Suara dari laptop masih bergema—lirih dan berat. Aluna menatap layar kosong itu, tubuhnya tetap diam… sampai ia akhirnya berbalik cepat di kursinya.
Sekarang, wajahnya tepat di depan Alaric. Napas mereka nyaris bersentuhan.
Tank top tipis Aluna sedikit melorot dari satu bahu, tapi matanya tak kalah tajam dari tajamnya rahang Alaric yang mengeras. Pandangannya menusuk, bukan pasrah… tapi penuh tantangan.

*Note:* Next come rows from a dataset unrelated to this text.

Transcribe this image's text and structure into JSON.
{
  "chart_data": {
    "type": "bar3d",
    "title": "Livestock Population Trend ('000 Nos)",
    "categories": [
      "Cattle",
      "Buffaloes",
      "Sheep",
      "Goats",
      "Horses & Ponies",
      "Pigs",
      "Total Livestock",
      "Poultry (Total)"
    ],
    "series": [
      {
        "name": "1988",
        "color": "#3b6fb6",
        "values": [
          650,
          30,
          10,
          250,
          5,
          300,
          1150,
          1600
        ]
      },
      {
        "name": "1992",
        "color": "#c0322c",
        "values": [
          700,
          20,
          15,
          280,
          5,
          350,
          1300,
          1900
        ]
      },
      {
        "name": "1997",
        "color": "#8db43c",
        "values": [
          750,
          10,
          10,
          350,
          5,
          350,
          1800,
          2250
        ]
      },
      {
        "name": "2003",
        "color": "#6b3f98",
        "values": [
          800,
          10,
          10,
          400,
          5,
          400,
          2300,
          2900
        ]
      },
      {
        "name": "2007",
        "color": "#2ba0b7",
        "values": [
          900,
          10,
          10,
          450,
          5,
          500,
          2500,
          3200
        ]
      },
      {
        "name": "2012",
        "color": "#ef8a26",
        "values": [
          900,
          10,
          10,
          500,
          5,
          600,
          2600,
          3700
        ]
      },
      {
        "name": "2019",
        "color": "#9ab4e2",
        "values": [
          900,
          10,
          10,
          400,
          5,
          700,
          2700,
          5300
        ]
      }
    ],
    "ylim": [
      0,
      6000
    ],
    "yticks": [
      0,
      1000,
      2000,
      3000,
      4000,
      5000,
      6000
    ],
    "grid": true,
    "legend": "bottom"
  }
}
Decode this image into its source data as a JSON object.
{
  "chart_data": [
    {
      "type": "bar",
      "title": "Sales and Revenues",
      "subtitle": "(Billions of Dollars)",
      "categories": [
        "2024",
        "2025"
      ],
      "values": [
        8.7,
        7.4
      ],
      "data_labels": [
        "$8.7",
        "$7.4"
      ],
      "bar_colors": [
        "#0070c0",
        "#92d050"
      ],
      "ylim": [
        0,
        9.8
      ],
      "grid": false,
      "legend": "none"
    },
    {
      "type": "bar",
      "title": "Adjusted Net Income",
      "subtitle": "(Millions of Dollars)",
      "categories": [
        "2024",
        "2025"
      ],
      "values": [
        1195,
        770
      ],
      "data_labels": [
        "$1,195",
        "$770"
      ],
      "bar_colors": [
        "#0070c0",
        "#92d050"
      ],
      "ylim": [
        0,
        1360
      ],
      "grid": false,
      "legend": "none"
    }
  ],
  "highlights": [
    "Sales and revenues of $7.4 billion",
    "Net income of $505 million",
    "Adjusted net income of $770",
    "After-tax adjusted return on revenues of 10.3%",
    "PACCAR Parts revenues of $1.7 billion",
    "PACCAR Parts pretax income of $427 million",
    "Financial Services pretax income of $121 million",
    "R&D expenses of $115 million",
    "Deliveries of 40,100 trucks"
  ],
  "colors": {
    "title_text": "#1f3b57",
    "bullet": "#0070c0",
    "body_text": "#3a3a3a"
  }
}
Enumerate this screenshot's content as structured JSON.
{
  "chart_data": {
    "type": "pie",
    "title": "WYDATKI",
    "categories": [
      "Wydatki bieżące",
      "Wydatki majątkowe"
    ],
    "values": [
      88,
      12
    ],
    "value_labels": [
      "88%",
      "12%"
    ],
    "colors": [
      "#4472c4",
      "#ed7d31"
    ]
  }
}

“Kalau kamu memang ‘gatal’...” bisik Aluna, suaranya serak dan rendah. “Kenapa nggak buktikan kalau aku bisa jadi obatnya? Atau kamu memang nggak sanggup melupakan rasa yang kamu dapat dari Renzo?”
Sekejap. Hening.
Alaric tak bereaksi. Tapi sorot matanya berubah. Lebih gelap. Lebih dalam. Napasnya terhenti sepersekian detik.
Aluna berdiri perlahan. Jarak di antara mereka tak lebih dari satu napas.
“Aku bukan pelarian. Aku bukan alat buat warisanmu saja. Tapi kalau kamu cuma berani bicara soal gatal... dan lari ke orang lain—”
Aluna menunduk sedikit, mendekat ke bibir Alaric, namun tak menyentuh.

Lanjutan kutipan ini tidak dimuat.